After the lunch break the symposium moved into three breakout workshops, each taught by a different visiting poet. Brown’s workshop guided the participants through a series of association. They wrote short, acrostic poems (vertical poems in which each line starts with a corresponding letter in the word) dedicated to the first word they could think of. Some writers wrote odes to people in their life and used the name for the acrostic, while others used random words that came to mind like “Britches” and “Tulsa.”
Robinson’s workshop began with five minutes of free writing to create a poem and then used the rest of the time to deconstruct that poem.This class looked at pieces from Ezra Pound’s Sapphos for inspiration, and attempted to boil down each poet’s work into a few simple words strategically placed on the page.
Patton’s workshop focused entirely around disassociating from everything but sound. They guided each other throughout the hallways of Zink, blindfolded, with soothing voices, jarring onomatopoeias and a cacophony of indiscernible noises. The point of her workshop was to “set the soul free” and begin to think of poetry as playtime instead of work.
About twenty or so students, local writers and curious onlookers came to the Poetry Symposium. The day may have had a little too much of the ‘60s flower child mentality for some people, but the students and local writers who went were all welcomed into an atmosphere of free thought, free association and free tacos for lunch, and each person took some sort of changed ideal, new mantra or inspiration home with them. Much of the lecture time was spent discussing how poetry relates to and shapes the world around us, and how poets and writers can be aware of and use that in their work.

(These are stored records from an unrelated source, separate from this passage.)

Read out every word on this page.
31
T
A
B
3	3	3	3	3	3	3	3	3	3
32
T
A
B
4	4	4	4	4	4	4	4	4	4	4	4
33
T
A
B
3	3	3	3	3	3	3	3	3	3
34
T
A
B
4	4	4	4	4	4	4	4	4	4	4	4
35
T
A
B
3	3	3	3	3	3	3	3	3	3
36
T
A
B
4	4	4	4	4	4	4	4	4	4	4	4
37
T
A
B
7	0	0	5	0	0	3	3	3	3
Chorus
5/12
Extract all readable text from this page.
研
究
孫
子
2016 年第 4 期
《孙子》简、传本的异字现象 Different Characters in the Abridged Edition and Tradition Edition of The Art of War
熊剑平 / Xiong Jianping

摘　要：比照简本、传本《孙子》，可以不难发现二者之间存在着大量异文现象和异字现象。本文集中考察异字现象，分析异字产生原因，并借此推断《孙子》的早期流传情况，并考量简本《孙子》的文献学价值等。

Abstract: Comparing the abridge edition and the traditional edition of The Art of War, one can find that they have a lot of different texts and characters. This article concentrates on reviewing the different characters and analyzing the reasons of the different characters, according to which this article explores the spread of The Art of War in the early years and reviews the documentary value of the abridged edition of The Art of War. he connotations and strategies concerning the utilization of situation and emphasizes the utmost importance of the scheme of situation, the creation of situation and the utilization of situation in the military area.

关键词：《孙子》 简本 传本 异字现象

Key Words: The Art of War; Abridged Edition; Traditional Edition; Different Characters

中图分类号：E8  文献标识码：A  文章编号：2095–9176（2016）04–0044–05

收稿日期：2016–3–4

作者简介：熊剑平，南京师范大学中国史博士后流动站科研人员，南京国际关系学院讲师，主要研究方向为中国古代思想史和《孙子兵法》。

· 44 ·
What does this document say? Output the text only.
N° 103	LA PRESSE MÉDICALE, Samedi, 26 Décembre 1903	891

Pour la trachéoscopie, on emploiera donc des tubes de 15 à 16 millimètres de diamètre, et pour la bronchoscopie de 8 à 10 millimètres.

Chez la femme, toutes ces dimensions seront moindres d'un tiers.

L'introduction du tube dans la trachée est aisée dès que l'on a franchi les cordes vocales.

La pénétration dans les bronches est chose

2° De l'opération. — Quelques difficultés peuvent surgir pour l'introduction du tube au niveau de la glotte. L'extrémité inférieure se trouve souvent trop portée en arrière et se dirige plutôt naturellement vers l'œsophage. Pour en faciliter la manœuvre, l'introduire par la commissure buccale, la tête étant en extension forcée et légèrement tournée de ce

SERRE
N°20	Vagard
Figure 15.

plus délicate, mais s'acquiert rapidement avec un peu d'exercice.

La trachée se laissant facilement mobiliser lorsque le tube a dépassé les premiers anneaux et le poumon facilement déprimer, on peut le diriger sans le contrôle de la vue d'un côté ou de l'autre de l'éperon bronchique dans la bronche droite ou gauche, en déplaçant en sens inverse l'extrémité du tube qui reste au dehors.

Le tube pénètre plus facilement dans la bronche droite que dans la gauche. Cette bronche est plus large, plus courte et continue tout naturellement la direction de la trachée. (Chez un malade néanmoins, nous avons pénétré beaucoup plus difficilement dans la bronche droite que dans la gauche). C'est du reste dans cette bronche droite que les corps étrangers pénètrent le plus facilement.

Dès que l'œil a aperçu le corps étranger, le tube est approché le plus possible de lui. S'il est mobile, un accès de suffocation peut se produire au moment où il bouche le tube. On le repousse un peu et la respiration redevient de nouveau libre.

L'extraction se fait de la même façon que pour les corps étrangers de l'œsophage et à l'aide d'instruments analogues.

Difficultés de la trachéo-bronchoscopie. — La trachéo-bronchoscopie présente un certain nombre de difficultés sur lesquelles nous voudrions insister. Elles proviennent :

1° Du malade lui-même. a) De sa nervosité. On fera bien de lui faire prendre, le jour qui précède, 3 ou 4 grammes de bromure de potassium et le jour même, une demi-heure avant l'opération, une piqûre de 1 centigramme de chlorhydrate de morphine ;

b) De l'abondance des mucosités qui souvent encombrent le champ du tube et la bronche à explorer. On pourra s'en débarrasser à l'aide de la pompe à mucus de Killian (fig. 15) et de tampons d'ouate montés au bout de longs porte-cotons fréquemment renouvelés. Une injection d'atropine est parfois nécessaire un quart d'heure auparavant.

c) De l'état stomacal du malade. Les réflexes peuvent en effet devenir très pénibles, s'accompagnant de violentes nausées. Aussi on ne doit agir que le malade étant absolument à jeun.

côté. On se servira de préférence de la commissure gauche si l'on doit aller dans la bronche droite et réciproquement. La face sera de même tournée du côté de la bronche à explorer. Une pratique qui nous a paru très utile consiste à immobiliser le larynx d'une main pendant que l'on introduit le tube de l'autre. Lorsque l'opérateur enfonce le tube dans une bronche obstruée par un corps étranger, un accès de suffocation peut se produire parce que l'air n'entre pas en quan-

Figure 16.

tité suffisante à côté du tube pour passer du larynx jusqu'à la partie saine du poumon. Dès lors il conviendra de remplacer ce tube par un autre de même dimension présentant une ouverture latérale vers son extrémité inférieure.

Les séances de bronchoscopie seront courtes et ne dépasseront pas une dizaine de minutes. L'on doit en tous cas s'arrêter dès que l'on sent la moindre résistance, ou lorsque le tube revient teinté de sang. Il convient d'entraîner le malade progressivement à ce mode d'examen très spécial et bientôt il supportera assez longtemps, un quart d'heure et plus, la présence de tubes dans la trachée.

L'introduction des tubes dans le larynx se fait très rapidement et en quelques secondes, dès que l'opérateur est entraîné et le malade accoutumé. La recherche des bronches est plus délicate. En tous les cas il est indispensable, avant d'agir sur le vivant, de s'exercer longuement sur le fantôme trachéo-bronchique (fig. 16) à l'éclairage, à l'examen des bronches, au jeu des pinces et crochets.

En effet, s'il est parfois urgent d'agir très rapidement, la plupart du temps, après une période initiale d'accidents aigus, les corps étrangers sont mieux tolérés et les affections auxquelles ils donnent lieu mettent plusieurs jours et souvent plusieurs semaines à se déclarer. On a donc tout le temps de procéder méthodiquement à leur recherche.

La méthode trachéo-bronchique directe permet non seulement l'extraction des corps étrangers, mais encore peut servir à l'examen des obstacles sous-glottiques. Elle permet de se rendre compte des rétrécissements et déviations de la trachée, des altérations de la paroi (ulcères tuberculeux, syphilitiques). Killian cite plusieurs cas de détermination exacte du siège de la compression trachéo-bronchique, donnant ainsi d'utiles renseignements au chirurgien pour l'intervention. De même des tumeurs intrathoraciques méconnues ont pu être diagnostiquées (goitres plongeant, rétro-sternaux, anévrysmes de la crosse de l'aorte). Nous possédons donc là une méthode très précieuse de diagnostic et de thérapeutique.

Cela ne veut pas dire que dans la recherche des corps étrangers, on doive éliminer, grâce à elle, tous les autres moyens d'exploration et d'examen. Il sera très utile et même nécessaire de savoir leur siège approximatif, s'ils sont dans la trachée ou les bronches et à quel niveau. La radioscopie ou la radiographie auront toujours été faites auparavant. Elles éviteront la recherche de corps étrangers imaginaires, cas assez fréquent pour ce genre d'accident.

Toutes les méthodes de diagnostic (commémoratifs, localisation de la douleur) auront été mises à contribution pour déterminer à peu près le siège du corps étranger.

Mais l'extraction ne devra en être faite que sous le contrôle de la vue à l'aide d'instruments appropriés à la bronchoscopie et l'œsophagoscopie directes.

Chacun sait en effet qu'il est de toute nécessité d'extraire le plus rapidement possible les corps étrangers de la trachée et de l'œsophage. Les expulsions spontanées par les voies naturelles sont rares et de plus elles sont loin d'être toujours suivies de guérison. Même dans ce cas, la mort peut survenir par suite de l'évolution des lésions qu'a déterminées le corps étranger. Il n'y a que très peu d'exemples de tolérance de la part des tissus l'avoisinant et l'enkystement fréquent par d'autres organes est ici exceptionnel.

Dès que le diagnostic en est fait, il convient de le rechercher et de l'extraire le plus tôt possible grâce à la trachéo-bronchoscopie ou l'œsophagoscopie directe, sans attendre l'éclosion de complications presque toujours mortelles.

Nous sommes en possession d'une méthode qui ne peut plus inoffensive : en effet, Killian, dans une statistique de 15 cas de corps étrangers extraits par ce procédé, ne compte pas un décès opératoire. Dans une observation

Robinson came to the conclusion that everything comes down to love. What we love, and how we pour that into our communities, friends and families, or how we don’t. Patton urged the attendees to rid themselves of their suffocating metal boxes, free their spirit and go write operas with your good friends in local cafes. While visiting poet Brown reminded everyone that writing in itself is a spiritual practice that guides and shapes the writer on their perfect journey.